With a four-legged friend by their side, kids tend to assume the role of a leader, a friend, and a caregiver with greater ease. Although it comes with its own set of parenting challenges, teaching your kids responsibility with your little fuzzy buddy is a rewarding experience that will enrich your kids’ childhood and help you be a better parent, as well!
Building healthy habits
From regular vet check-ups, vaccines, feeding on a schedule, and taking them for walks every day, your kids will quickly realize that only a healthy dog will be a happy dog. I know that some kids will be eager to split their chocolate cake with their furry pal, but when you explain to them that such a diet can be very harmful, they will be much more careful when choosing the right dog food.
When they’re young, they won’t perceive those walks and frisbee throws as exercise, but if they start embracing this lifestyle so early, they will be much more likely to stay active throughout their adulthood, too.
Learning about boundaries
No matter how in love your youngsters may be with their pet, they often don’t understand that dogs have moods, too. That means they won’t always be in the mood to be hugged, or that dogs won’t put up with having their tail pulled all the time.

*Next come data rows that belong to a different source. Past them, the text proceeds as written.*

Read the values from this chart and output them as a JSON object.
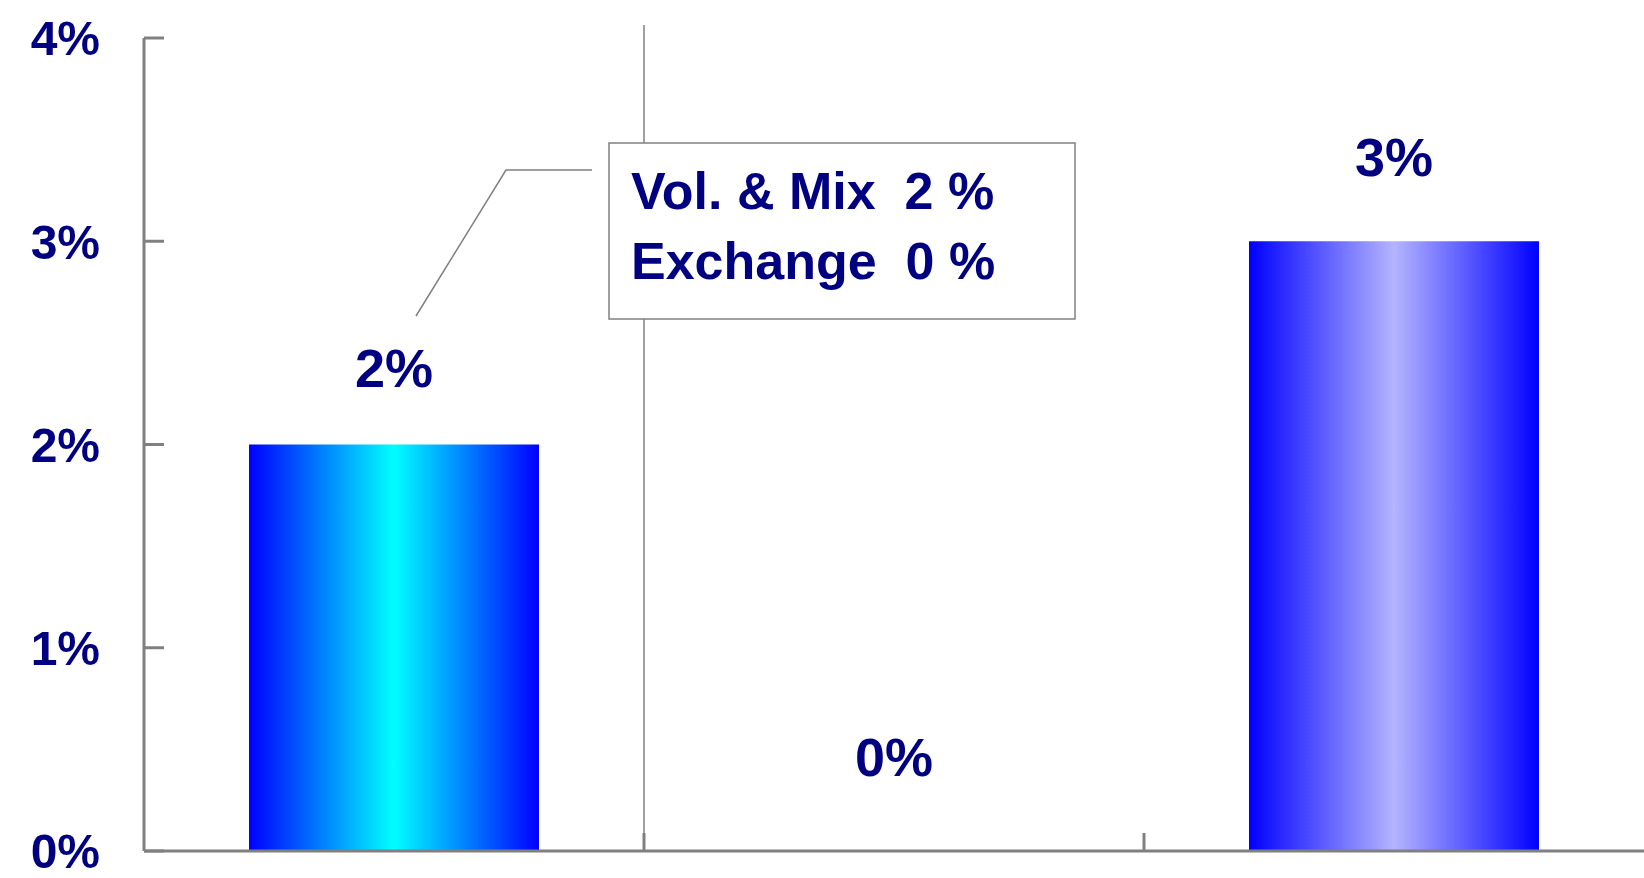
{
  "chart_data": {
    "type": "bar",
    "categories": [
      null,
      null,
      null
    ],
    "values": [
      2,
      0,
      3
    ],
    "colors": [
      "#00ffff",
      "#8080ff",
      "#b4b4ff"
    ],
    "value_labels": [
      "2%",
      "0%",
      "3%"
    ],
    "ylim": [
      0,
      4
    ],
    "yticks": [
      {
        "value": 0,
        "label": "0%"
      },
      {
        "value": 1,
        "label": "1%"
      },
      {
        "value": 2,
        "label": "2%"
      },
      {
        "value": 3,
        "label": "3%"
      },
      {
        "value": 4,
        "label": "4%"
      }
    ],
    "annotations": [
      "Vol. & Mix  2 %",
      "Exchange  0 %"
    ],
    "grid": false
  }
}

The sooner they understand to respect the needs and wants of their pets, your kids will appreciate the meaning of personal preferences even in life. They will learn how to recognize certain body language signals that they are about to cross a line and transfer that knowledge to their hooman friends as well.

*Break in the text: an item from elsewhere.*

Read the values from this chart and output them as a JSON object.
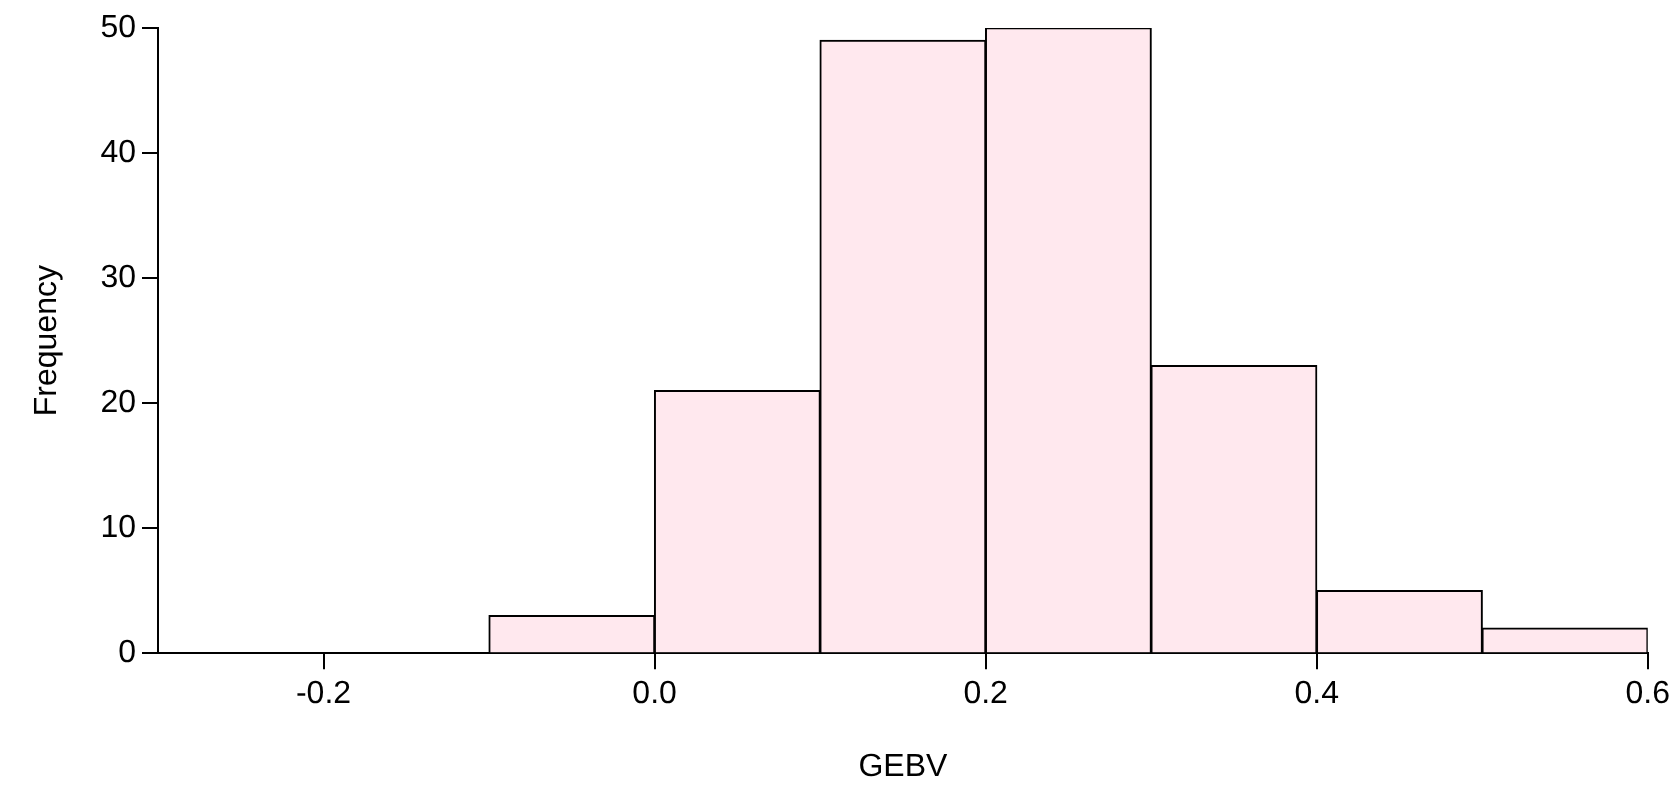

Just like that birthday cake is almost too irresistible not to be shared with your pooch, it’s no surprise that many kids want to take their dogs everywhere and share absolutely everything with them. My own little boy wanted to share his bed with our dog, Joey, and even though this is perfectly fine from time to time, making it into a habit wasn’t the best option for either of them.

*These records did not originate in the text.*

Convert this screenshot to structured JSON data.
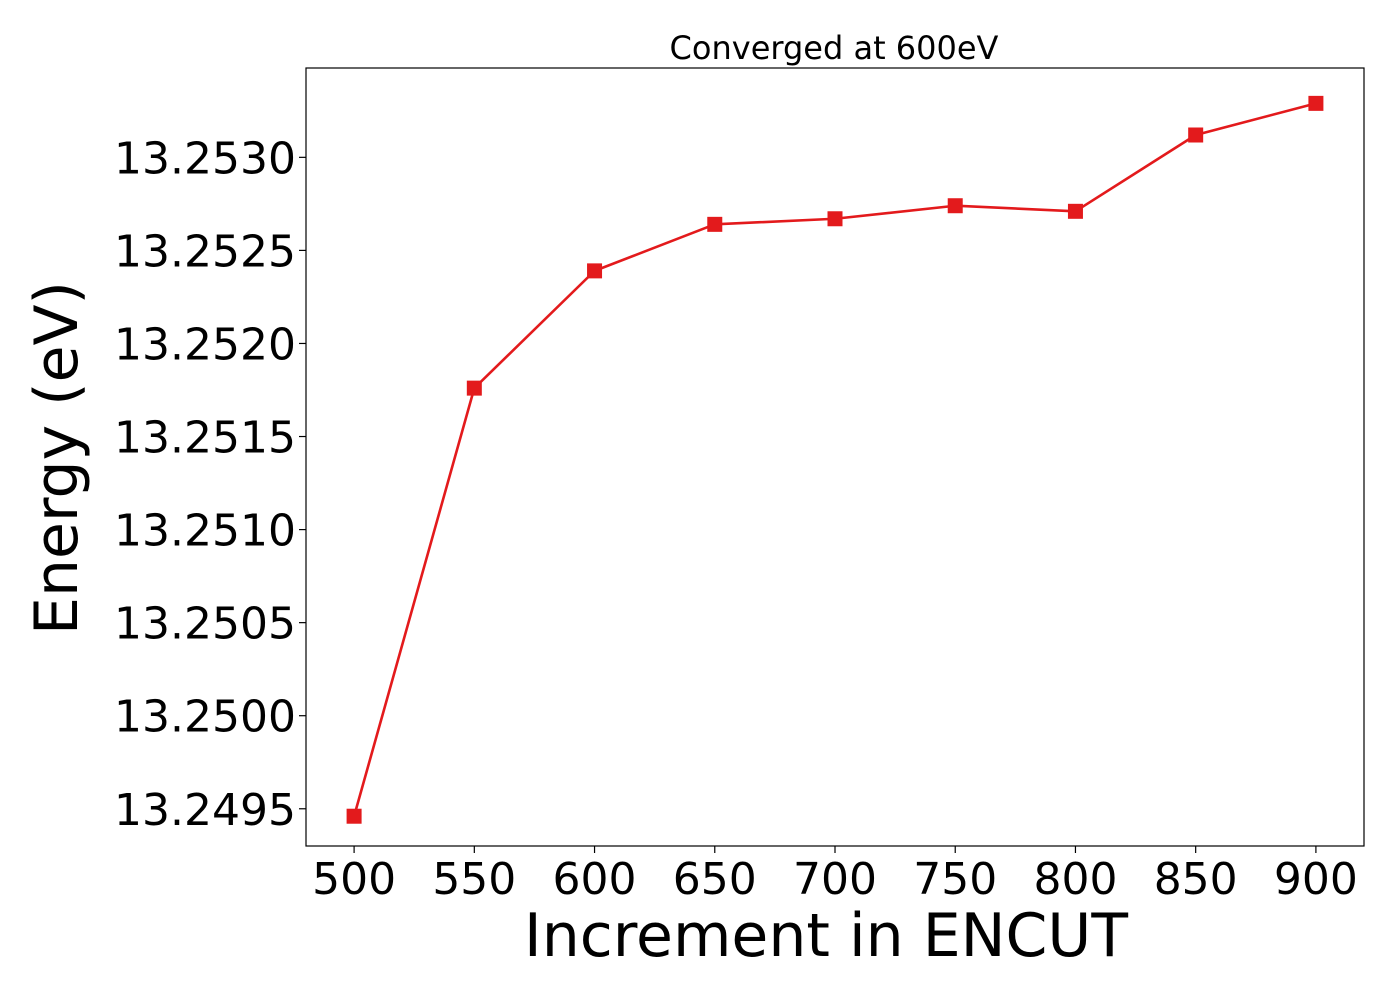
{
  "chart_data": {
    "type": "line",
    "title": "Converged at 600eV",
    "xlabel": "Increment in ENCUT",
    "ylabel": "Energy (eV)",
    "x": [
      500,
      550,
      600,
      650,
      700,
      750,
      800,
      850,
      900
    ],
    "series": [
      {
        "values": [
          13.24946,
          13.25176,
          13.25239,
          13.25264,
          13.25267,
          13.25274,
          13.25271,
          13.25312,
          13.25329
        ],
        "color": "#e31a1c",
        "marker": "square"
      }
    ],
    "xlim": [
      480,
      920
    ],
    "ylim": [
      13.2493,
      13.25348
    ],
    "xticks": [
      500,
      550,
      600,
      650,
      700,
      750,
      800,
      850,
      900
    ],
    "xtick_labels": [
      "500",
      "550",
      "600",
      "650",
      "700",
      "750",
      "800",
      "850",
      "900"
    ],
    "yticks": [
      13.2495,
      13.25,
      13.2505,
      13.251,
      13.2515,
      13.252,
      13.2525,
      13.253
    ],
    "ytick_labels": [
      "13.2495",
      "13.2500",
      "13.2505",
      "13.2510",
      "13.2515",
      "13.2520",
      "13.2525",
      "13.2530"
    ],
    "grid": false,
    "legend": false
  }
}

So, we got a Snooza bed for Joey and placed it in our son’s bedroom and explained that it’s best for each of them to have their own space, since they both grow very fast. Plus, once I told my son that the cleaning of his room will be much more difficult if his bed was filled with dog hair, he immediately changed his mind!
Handling suitable tasks
Overburdening your kids with too many difficult chores is as bad as not giving them enough opportunities to be responsible. It’s best to discern how much your youngsters can handle depending on their age. For example, toddlers can tell you if their water bowl is empty or if they caught the little rascal in the potty act.
Older kids can share the entire feeding, grooming, and walking routine with you, depending on their school responsibilities and other chores. In fact, older kids can even help you train the dog by teaching them various tricks, and playing sessions are beneficial both for your kids and the dog, as they’ll help them grow stronger, and build their bond over time.
Sometimes the homework will pile up and perhaps the flu season will kick in, so you’ll feel the need to spare your kids the trouble of caring for your pet. Even though it’s perfectly fine to help them manage their chores and take over a portion until they are well enough, they shouldn’t suddenly let you take over for good.
Moreover, encourage your kids to pitch in, no matter how little, with their birthday savings or their pocket money when buying dog food, or getting new chew toys. This is yet another way of sharing and learning to become more autonomous even financially with their pets.
The cycle of learning and teaching
While we’re on the subject of sharing, some kids perceive their pooch as another toy at first, or even as a chore you’ve added to their “unwanted” list. This is especially common among very young kids, and it becomes essential for parents to help them cope with these responsibilities by gradually introducing new ones.
Talk to them, see if they would actually like to take charge of a particular activity such as feeding or walking, while you share other responsibilities with them. Explain why these actions are important for keeping your pooch happy and healthy, and they will be much more likely to take on more responsibilities over time.
Finally, don’t forget to be a true role model while your kids are still in the learning stages of caring for your family pet. They will make mistakes, but they should look up to you for better behavioral patterns, and it’s your duty to be the caregiver you’d want your kids to become for your pooch.
You do know if Zara carries on like this I shall hang up my keyboard and just savour Zara’s writings!!